On Mon, Mar 3, 2008 at 10:26 AM, geni <geniice(a)gmail.com> wrote:
On 03/03/2008, WJhonson(a)aol.com
<WJhonson(a)aol.com> wrote:
Just to address the "lawyers are not
required to send a 'takedown'
notice"
By this I assume BC means a "cease and desist". I believe this is de
facto
false. While it is true a lawyer could file a
suit for anything, any
case
being brought, without having made any
preliminary action to correct
the issue,
would be, imho, thrown out of court.
The first thing a judge looks at is, "have you attempted to correct
this
out
of court" ? That is did you make any
attempt to settle this without
wasting
the court's time ?
Unfortunately they can demand money as part of their attempt to settle
out of court. A few hundred dollars is not unusual (see people
moaning about picscout).
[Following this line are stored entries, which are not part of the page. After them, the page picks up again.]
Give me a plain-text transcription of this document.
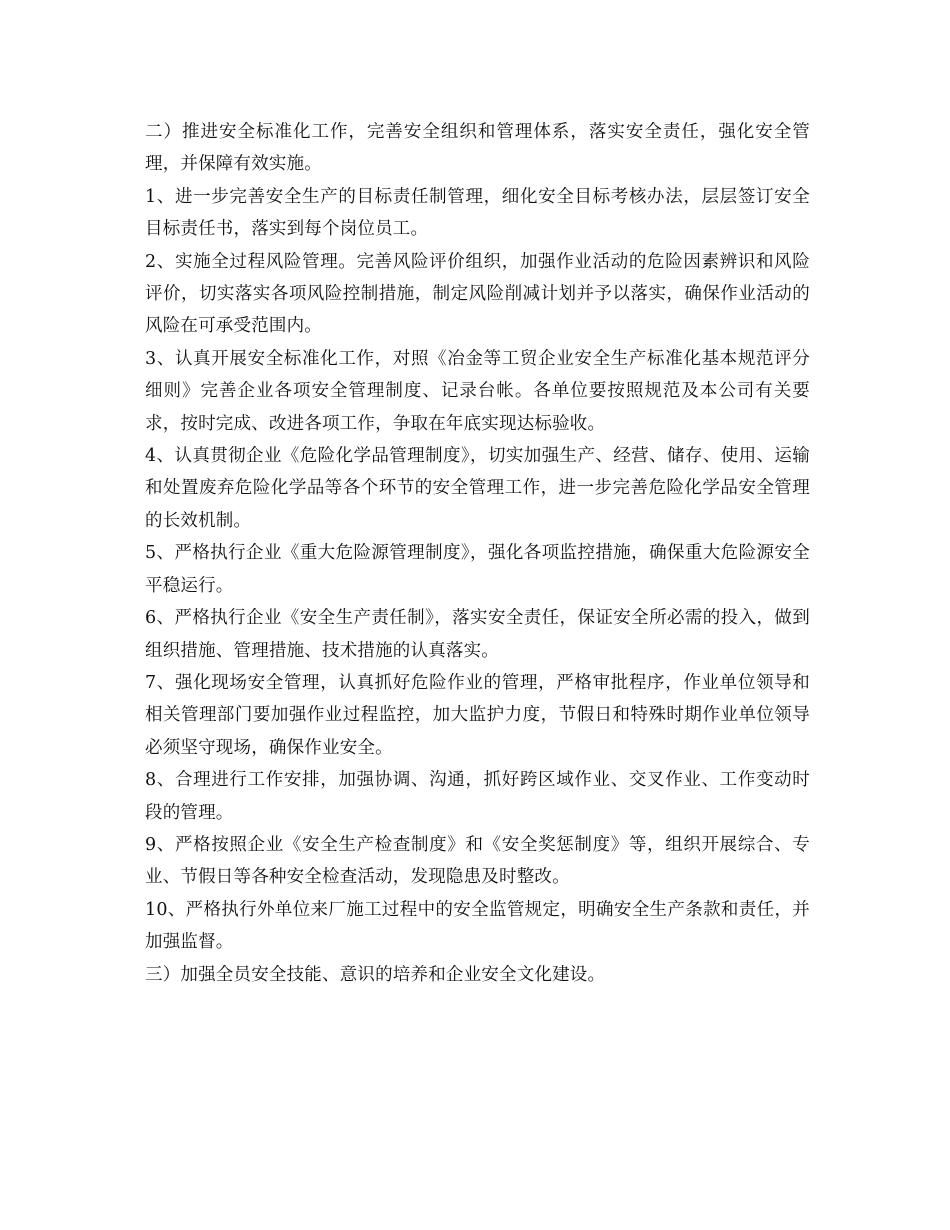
二）推进安全标准化工作，完善安全组织和管理体系，落实安全责任，强化安全管理，并保障有效实施。

1、进一步完善安全生产的目标责任制管理，细化安全目标考核办法，层层签订安全目标责任书，落实到每个岗位员工。

2、实施全过程风险管理。完善风险评价组织，加强作业活动的危险因素辨识和风险评价，切实落实各项风险控制措施，制定风险削减计划并予以落实，确保作业活动的风险在可承受范围内。

3、认真开展安全标准化工作，对照《冶金等工贸企业安全生产标准化基本规范评分细则》完善企业各项安全管理制度、记录台帐。各单位要按照规范及本公司有关要求，按时完成、改进各项工作，争取在年底实现达标验收。

4、认真贯彻企业《危险化学品管理制度》，切实加强生产、经营、储存、使用、运输和处置废弃危险化学品等各个环节的安全管理工作，进一步完善危险化学品安全管理的长效机制。

5、严格执行企业《重大危险源管理制度》，强化各项监控措施，确保重大危险源安全平稳运行。

6、严格执行企业《安全生产责任制》，落实安全责任，保证安全所必需的投入，做到组织措施、管理措施、技术措施的认真落实。

7、强化现场安全管理，认真抓好危险作业的管理，严格审批程序，作业单位领导和相关管理部门要加强作业过程监控，加大监护力度，节假日和特殊时期作业单位领导必须坚守现场，确保作业安全。

8、合理进行工作安排，加强协调、沟通，抓好跨区域作业、交叉作业、工作变动时段的管理。

9、严格按照企业《安全生产检查制度》和《安全奖惩制度》等，组织开展综合、专业、节假日等各种安全检查活动，发现隐患及时整改。

10、严格执行外单位来厂施工过程中的安全监管规定，明确安全生产条款和责任，并加强监督。

三）加强全员安全技能、意识的培养和企业安全文化建设。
A few hundred per pics so say about a million
for 2K images. Of course that is rather less than you risk ending up
paying if you take is to court.
Under the DMCA, the WMF is plausibly a service provider, as we don't create
the content, and as such our liability for damages prior to notification is
zero.
An attorney could ask us for anything: "Take down this and that images
which are owned by my client. And we want a Pony."
They aren't legally entitled to the Pony, no matter how nicely they ask for
it.
For the WMF, damages would start after a legally compliant takedown or
equivalent was received; given that, in any case with an apparently legal
takedown notice we take it down, the damages are going to be nil.